We had six weeks worth of meals brought into us (not every day, but at least two meals per week for six weeks). Five weeks while we were in the NICU and one more week to carry me through the first week of being home with the tiniest infant I'd ever held—who was still hooked up to an apnea monitor and an oxygen tank—because I was seriously doubting my ability to keep that boy alive and because my girls conveniently got the stomach flu the week he came home. When the sister in charge of the "compassionate service committee" called to ask, "If things were going okay," I promptly broke down sobbing.

"Oh, things are not okay," she said, understanding what my tears meant perfectly even though I wasn't able to choke out a coherent phrase. I remember shoving the phone at Andrew, who wasn't quite as an emotional mess as me, so that he could talk to her for me. She quickly volunteered to find a couple more people to feed us while I got the hang of things a little better.

Aside from dealing with a premature baby and two kids with the stomach flu, I was also trying to get ready to move. There is no way I could ever have baked cookies to "repay" all the people who brought us meals, and they weren't looking to be repaid. They did it because they loved Christ. They did it because they loved me.

While I was making the enchiladas I thought to myself, "This is part of my penance for six weeks of postpartum meals." But then a line to a hymn floated through my mind and I quickly corrected myself: "Because I have been given much, I too must give. This is part of my gratitude for six weeks of postpartum meals." I suppose it's even more than that, though, because I didn't only do it out of an obligation to "repay" or even to show my gratitude. I did it, really, because I love the ladies I took meals to. And that's why the ladies who brought me meals did it.

I believe Heavenly Father orchestrates our lives with people to serve and people to be served by, people to love and people to love by. In that way, he teaches us about the love he has for us.

President Eyring says, "Caring for those in need takes a team, a loving and unified society. That is what the Lord is building among you. He loves you for any part you play. One evidence of His appreciation is that God allows you to feel increasing love for those you serve."

And that's why I love Relief Society, I think. Every single one of those sisters would be willing to drop everything and run to my side if I needed them to. There's a whole lot of love floating around when the Relief Society gets together no matter what we're doing.


  1. I love reading your blig but seemed to appreciate this one more deeply. Thanks! It's always good to be reminded of these things!

  2. Ditto Julia. Thanks for this lovely reminder, Nancy.

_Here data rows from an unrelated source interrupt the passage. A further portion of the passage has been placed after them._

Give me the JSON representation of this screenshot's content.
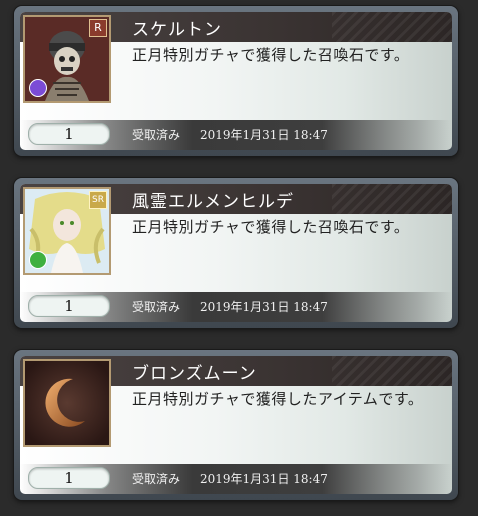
{
  "items": [
    {
      "name": "スケルトン",
      "description": "正月特別ガチャで獲得した召喚石です。",
      "quantity": "1",
      "status": "受取済み",
      "date": "2019年1月31日 18:47",
      "rarity": "R",
      "element_color": "#7b4bd6",
      "thumb_icon": "skeleton-summon-icon"
    },
    {
      "name": "風霊エルメンヒルデ",
      "description": "正月特別ガチャで獲得した召喚石です。",
      "quantity": "1",
      "status": "受取済み",
      "date": "2019年1月31日 18:47",
      "rarity": "SR",
      "element_color": "#3fb03f",
      "thumb_icon": "wind-spirit-summon-icon"
    },
    {
      "name": "ブロンズムーン",
      "description": "正月特別ガチャで獲得したアイテムです。",
      "quantity": "1",
      "status": "受取済み",
      "date": "2019年1月31日 18:47",
      "thumb_icon": "bronze-moon-item-icon"
    }
  ]
}
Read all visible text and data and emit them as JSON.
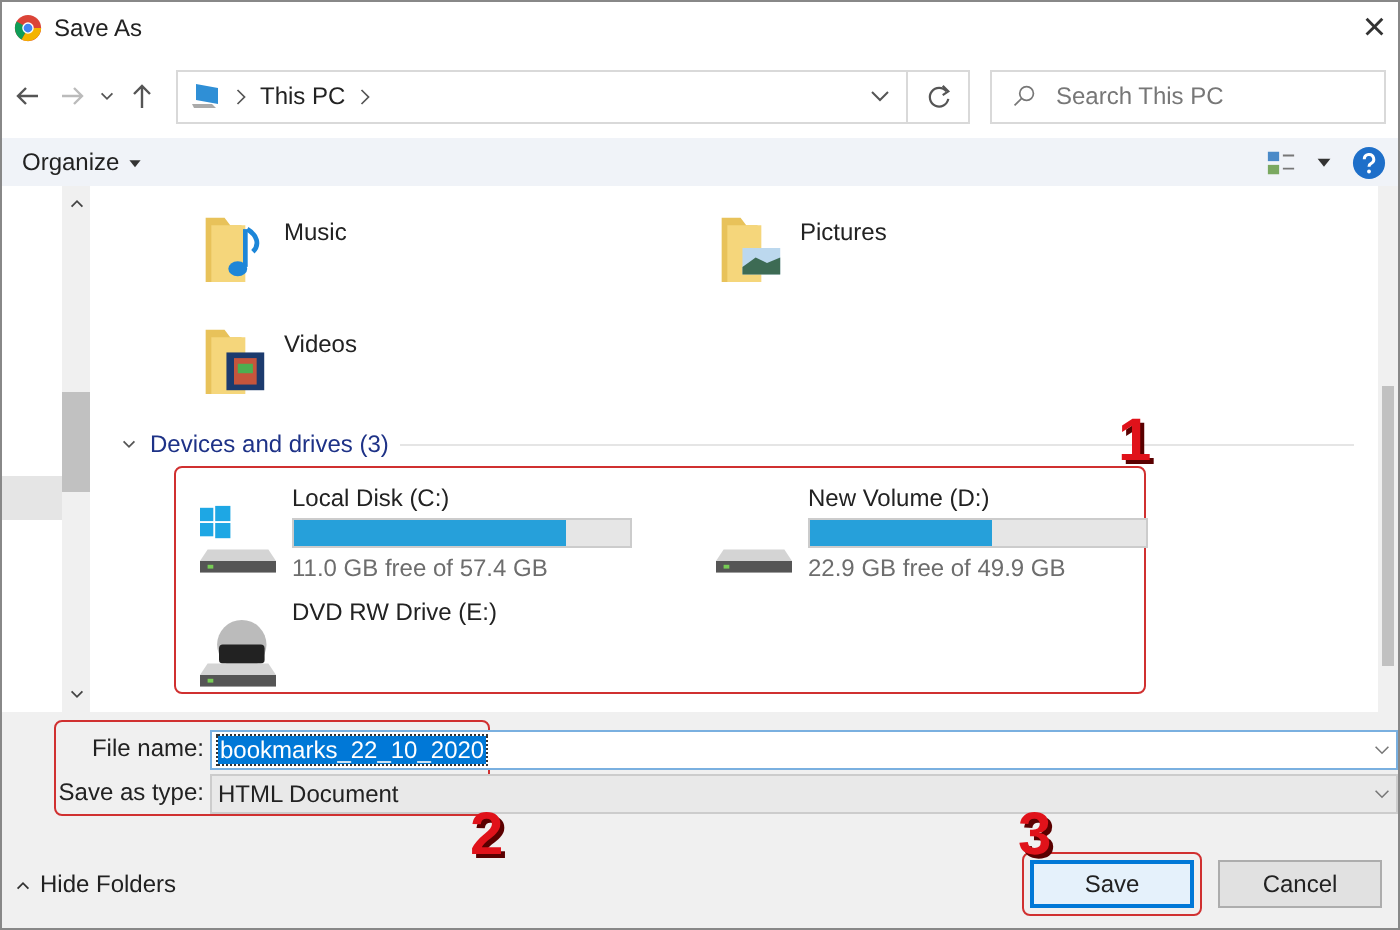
{
  "window": {
    "title": "Save As",
    "close": "×"
  },
  "navigation": {
    "path": [
      "This PC"
    ],
    "search": {
      "placeholder": "Search This PC"
    }
  },
  "toolbar": {
    "organize": "Organize"
  },
  "folders": [
    {
      "name": "Music",
      "kind": "music"
    },
    {
      "name": "Pictures",
      "kind": "pictures"
    },
    {
      "name": "Videos",
      "kind": "videos"
    }
  ],
  "devices_section": {
    "label": "Devices and drives (3)",
    "expanded": true
  },
  "drives": [
    {
      "name": "Local Disk (C:)",
      "kind": "system",
      "level": 0.81,
      "free": "11.0 GB free of 57.4 GB"
    },
    {
      "name": "New Volume (D:)",
      "kind": "disk",
      "level": 0.54,
      "free": "22.9 GB free of 49.9 GB"
    },
    {
      "name": "DVD RW Drive (E:)",
      "kind": "dvd"
    }
  ],
  "form": {
    "file_name_label": "File name:",
    "file_name": "bookmarks_22_10_2020",
    "type_label": "Save as type:",
    "type": "HTML Document"
  },
  "footer": {
    "hide_folders": "Hide Folders",
    "buttons": [
      "Save",
      "Cancel"
    ]
  },
  "annotations": [
    "1",
    "2",
    "3"
  ]
}
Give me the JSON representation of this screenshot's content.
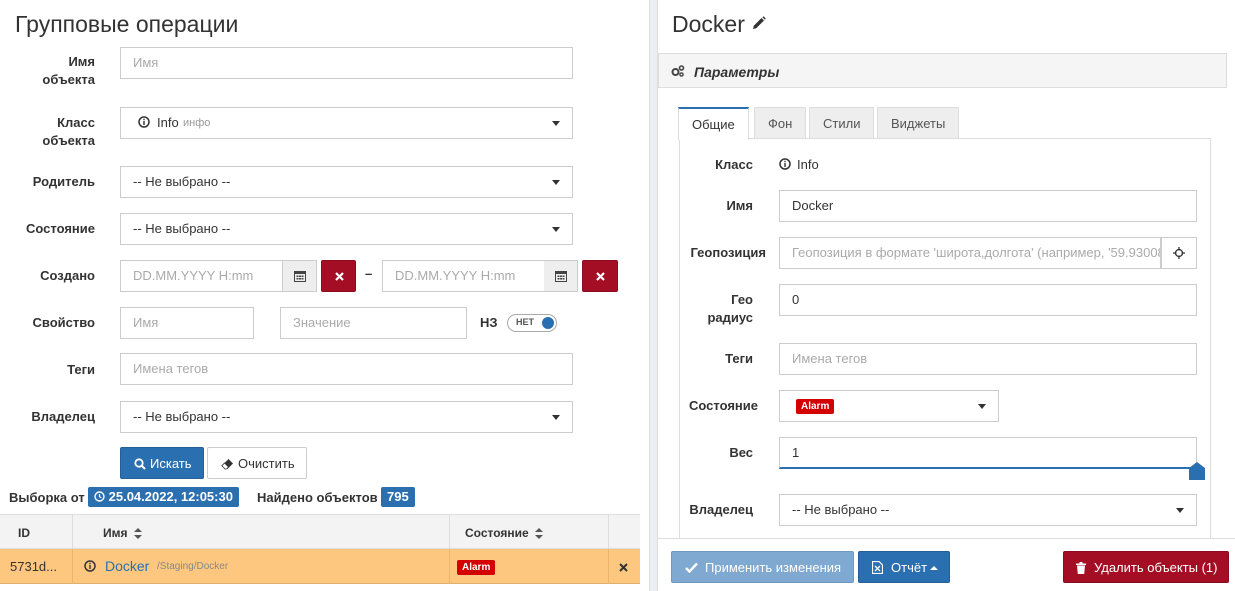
{
  "left": {
    "title": "Групповые операции",
    "labels": {
      "name_l1": "Имя",
      "name_l2": "объекта",
      "class_l1": "Класс",
      "class_l2": "объекта",
      "parent": "Родитель",
      "state": "Состояние",
      "created": "Создано",
      "property": "Свойство",
      "tags": "Теги",
      "owner": "Владелец"
    },
    "name_placeholder": "Имя",
    "class_value": "Info",
    "class_sub": "инфо",
    "not_selected": "-- Не выбрано --",
    "date_placeholder": "DD.MM.YYYY H:mm",
    "range_sep": "–",
    "prop_name_placeholder": "Имя",
    "prop_value_placeholder": "Значение",
    "nz_label": "НЗ",
    "toggle_label": "НЕТ",
    "tags_placeholder": "Имена тегов",
    "search_button": "Искать",
    "clear_button": "Очистить",
    "selection_label": "Выборка от",
    "selection_date": "25.04.2022, 12:05:30",
    "found_label": "Найдено объектов",
    "found_count": "795",
    "table": {
      "col_id": "ID",
      "col_name": "Имя",
      "col_state": "Состояние",
      "row_id": "5731d...",
      "row_name": "Docker",
      "row_path": "/Staging/Docker",
      "row_state": "Alarm"
    }
  },
  "right": {
    "title": "Docker",
    "panel_title": "Параметры",
    "tabs": [
      "Общие",
      "Фон",
      "Стили",
      "Виджеты"
    ],
    "labels": {
      "class": "Класс",
      "name": "Имя",
      "geo": "Геопозиция",
      "geo_r1": "Гео",
      "geo_r2": "радиус",
      "tags": "Теги",
      "state": "Состояние",
      "weight": "Вес",
      "owner": "Владелец"
    },
    "class_value": "Info",
    "name_value": "Docker",
    "geo_placeholder": "Геопозиция в формате 'широта,долгота' (например, '59.93008",
    "geo_radius": "0",
    "tags_placeholder": "Имена тегов",
    "state_value": "Alarm",
    "weight_value": "1",
    "owner_value": "-- Не выбрано --",
    "apply_button": "Применить изменения",
    "report_button": "Отчёт",
    "delete_button": "Удалить объекты (1)"
  },
  "colors": {
    "primary": "#2a6fb0",
    "danger": "#a30e24",
    "alarm": "#d40000",
    "row_highlight": "#fdc77f"
  }
}
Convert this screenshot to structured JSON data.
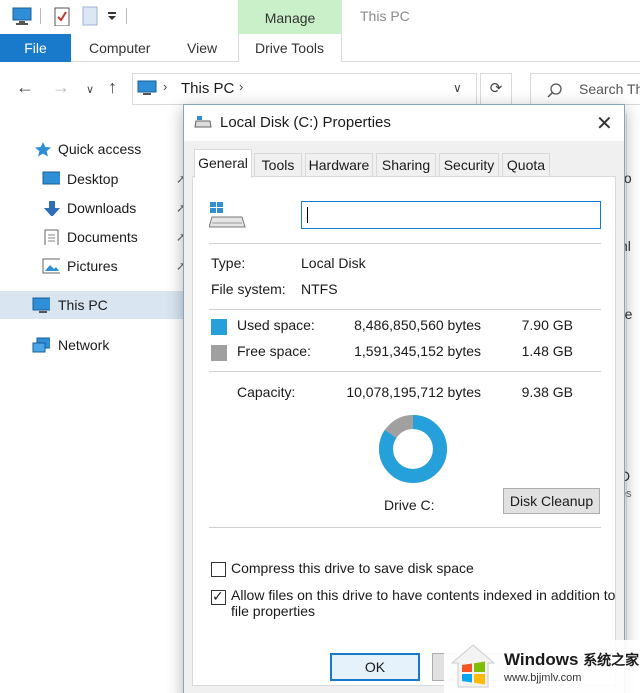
{
  "explorer": {
    "window_title": "This PC",
    "manage_tab": "Manage",
    "ribbon_tabs": {
      "file": "File",
      "computer": "Computer",
      "view": "View",
      "drive_tools": "Drive Tools"
    },
    "address": "This PC",
    "search_placeholder": "Search Th",
    "nav": {
      "quick_access": "Quick access",
      "desktop": "Desktop",
      "downloads": "Downloads",
      "documents": "Documents",
      "pictures": "Pictures",
      "this_pc": "This PC",
      "network": "Network"
    },
    "right_fragments": [
      "to",
      "nl",
      "re",
      "D",
      "es"
    ]
  },
  "dialog": {
    "title": "Local Disk (C:) Properties",
    "tabs": [
      "General",
      "Tools",
      "Hardware",
      "Sharing",
      "Security",
      "Quota"
    ],
    "active_tab": "General",
    "name_value": "",
    "type_label": "Type:",
    "type_value": "Local Disk",
    "fs_label": "File system:",
    "fs_value": "NTFS",
    "used_label": "Used space:",
    "used_bytes": "8,486,850,560 bytes",
    "used_gb": "7.90 GB",
    "free_label": "Free space:",
    "free_bytes": "1,591,345,152 bytes",
    "free_gb": "1.48 GB",
    "capacity_label": "Capacity:",
    "capacity_bytes": "10,078,195,712 bytes",
    "capacity_gb": "9.38 GB",
    "used_fraction": 0.842,
    "drive_label": "Drive C:",
    "cleanup_button": "Disk Cleanup",
    "compress_label": "Compress this drive to save disk space",
    "compress_checked": false,
    "index_label_line1": "Allow files on this drive to have contents indexed in addition to",
    "index_label_line2": "file properties",
    "index_checked": true,
    "ok_button": "OK",
    "colors": {
      "used": "#26a0da",
      "free": "#a0a0a0",
      "accent": "#1979ca"
    }
  },
  "watermark": {
    "brand": "Windows",
    "brand_cn": "系统之家",
    "url": "www.bjjmlv.com"
  }
}
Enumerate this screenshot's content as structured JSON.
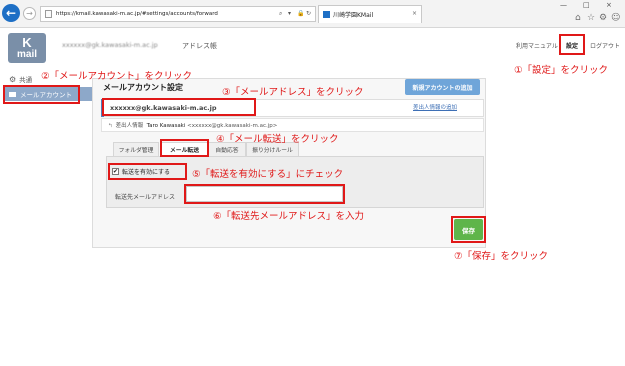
{
  "browser": {
    "url": "https://kmail.kawasaki-m.ac.jp/#settings/accounts/forward",
    "tab_title": "川崎学園KMail",
    "tab_close": "×",
    "back_glyph": "←",
    "forward_glyph": "→",
    "window_controls": [
      "—",
      "□",
      "×"
    ]
  },
  "header": {
    "logo_top": "K",
    "logo_bottom": "mail",
    "user_email": "xxxxxx@gk.kawasaki-m.ac.jp",
    "address_book": "アドレス帳",
    "links": {
      "manual": "利用マニュアル",
      "settings": "設定",
      "logout": "ログアウト"
    }
  },
  "sidebar": {
    "common": "共通",
    "mail_account": "メールアカウント"
  },
  "main": {
    "title": "メールアカウント設定",
    "new_account_button": "新規アカウントの追加",
    "account_email": "xxxxxx@gk.kawasaki-m.ac.jp",
    "add_sender_link": "差出人情報の追加",
    "sender_label": "差出人情報",
    "sender_name": "Taro Kawasaki",
    "sender_address": "<xxxxxx@gk.kawasaki-m.ac.jp>",
    "tabs": [
      "フォルダ管理",
      "メール転送",
      "自動応答",
      "振り分けルール"
    ],
    "active_tab_index": 1,
    "enable_forward_label": "転送を有効にする",
    "enable_forward_checked": true,
    "checkmark": "✔",
    "forward_address_label": "転送先メールアドレス",
    "forward_address_value": "",
    "save_button": "保存"
  },
  "annotations": {
    "step1": "①「設定」をクリック",
    "step2": "②「メールアカウント」をクリック",
    "step3": "③「メールアドレス」をクリック",
    "step4": "④「メール転送」をクリック",
    "step5": "⑤「転送を有効にする」にチェック",
    "step6": "⑥「転送先メールアドレス」を入力",
    "step7": "⑦「保存」をクリック",
    "color": "#e01818"
  },
  "colors": {
    "primary_blue": "#6fa5d9",
    "save_green": "#5fb54a",
    "sidebar_selected": "#8da8c9",
    "logo_bg": "#7a8fa8"
  }
}
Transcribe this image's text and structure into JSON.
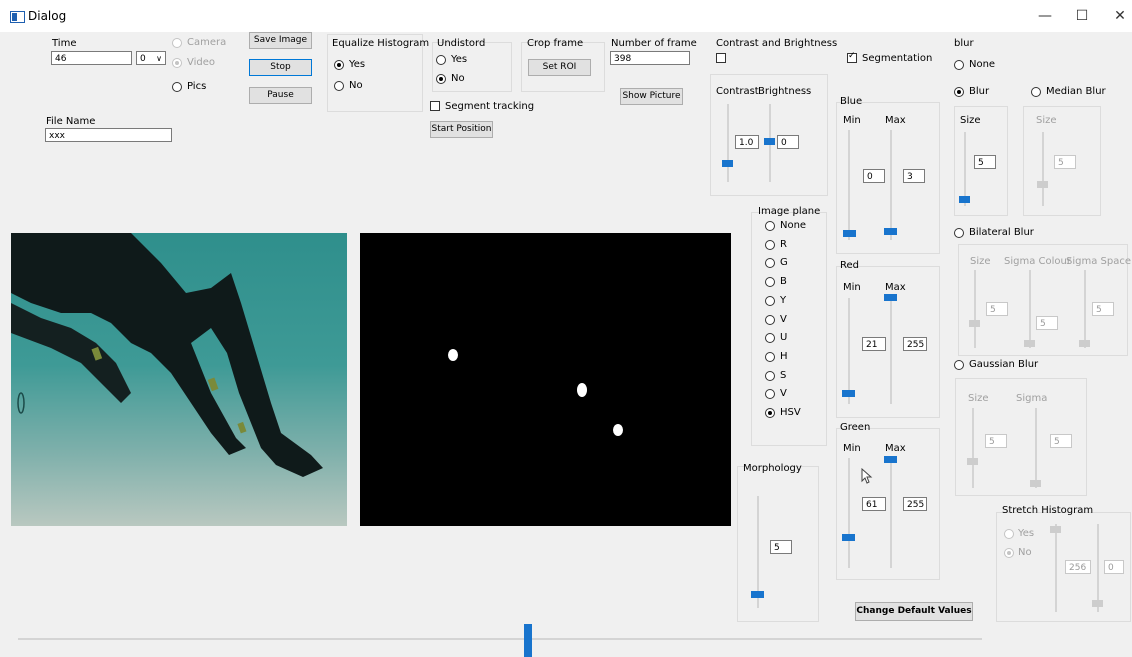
{
  "window": {
    "title": "Dialog",
    "minimize": "—",
    "maximize": "☐",
    "close": "✕"
  },
  "time": {
    "label": "Time",
    "value": "46",
    "combo_value": "0",
    "combo_arrow": "∨"
  },
  "source": {
    "camera": "Camera",
    "video": "Video",
    "pics": "Pics",
    "selected": "pics"
  },
  "buttons": {
    "save_image": "Save Image",
    "stop": "Stop",
    "pause": "Pause",
    "set_roi": "Set ROI",
    "show_picture": "Show Picture",
    "start_position": "Start Position",
    "change_defaults": "Change Default Values"
  },
  "file_name": {
    "label": "File Name",
    "value": "xxx"
  },
  "equalize": {
    "label": "Equalize Histogram",
    "yes": "Yes",
    "no": "No",
    "selected": "yes"
  },
  "undistort": {
    "label": "Undistord",
    "yes": "Yes",
    "no": "No",
    "selected": "no"
  },
  "crop": {
    "label": "Crop frame"
  },
  "frames": {
    "label": "Number of frame",
    "value": "398"
  },
  "segment_tracking": {
    "label": "Segment tracking",
    "checked": false
  },
  "contrast_brightness": {
    "label": "Contrast and Brightness",
    "checked": false,
    "contrast_label": "Contrast",
    "brightness_label": "Brightness",
    "contrast_value": "1.0",
    "brightness_value": "0"
  },
  "segmentation": {
    "label": "Segmentation",
    "checked": true
  },
  "blue": {
    "label": "Blue",
    "min_label": "Min",
    "max_label": "Max",
    "min_value": "0",
    "max_value": "3"
  },
  "red": {
    "label": "Red",
    "min_label": "Min",
    "max_label": "Max",
    "min_value": "21",
    "max_value": "255"
  },
  "green": {
    "label": "Green",
    "min_label": "Min",
    "max_label": "Max",
    "min_value": "61",
    "max_value": "255"
  },
  "image_plane": {
    "label": "Image plane",
    "options": [
      "None",
      "R",
      "G",
      "B",
      "Y",
      "V",
      "U",
      "H",
      "S",
      "V",
      "HSV"
    ],
    "selected_index": 10
  },
  "morphology": {
    "label": "Morphology",
    "value": "5"
  },
  "blur": {
    "label": "blur",
    "none": "None",
    "blur": "Blur",
    "median": "Median Blur",
    "selected": "blur",
    "blur_size_label": "Size",
    "blur_size_value": "5",
    "median_size_label": "Size",
    "median_size_value": "5",
    "bilateral": "Bilateral Blur",
    "bilateral_size_label": "Size",
    "bilateral_sigma_colour_label": "Sigma Colour",
    "bilateral_sigma_space_label": "Sigma Space",
    "bilateral_size_value": "5",
    "bilateral_sigma_colour_value": "5",
    "bilateral_sigma_space_value": "5",
    "gaussian": "Gaussian Blur",
    "gaussian_size_label": "Size",
    "gaussian_sigma_label": "Sigma",
    "gaussian_size_value": "5",
    "gaussian_sigma_value": "5"
  },
  "stretch": {
    "label": "Stretch Histogram",
    "yes": "Yes",
    "no": "No",
    "selected": "no",
    "value1": "256",
    "value2": "0"
  },
  "colors": {
    "accent": "#1874cd",
    "focus": "#0078d7"
  }
}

  3. Love this - I've had many of the same thoughts bouncing in my head over the past year... Thanks for putting it into such lovely words!

  4. This was great! I love the couple, "What did you learn?" thing. I think we will try that.

  5. Well said! And something that's been on my mind lately, so I appreciated your thoughts on it. Thank you.

  6. Funny, I made s boat load of Sheppard's pie this past week. Dusty commented and asked if I was going to feed an army with it. I looked at the pans and around at the kids and contemplated if I had made too much. Instantly I knew I had made too much on purpose. I ended up giving a pan to a dear friend of mine who is also a single mom and had been ill lately. She's helped me out so much that it was a no-brainer where the extra supper was going. We can't always repay people the same way they help us but we can always give where and what we can.

  7. Thank you for writing my next talk. I'll read it word for word, maybe even take a break and let everyone listen to MoTab, and the congregation will be slightly confused..."She has THREE kids??"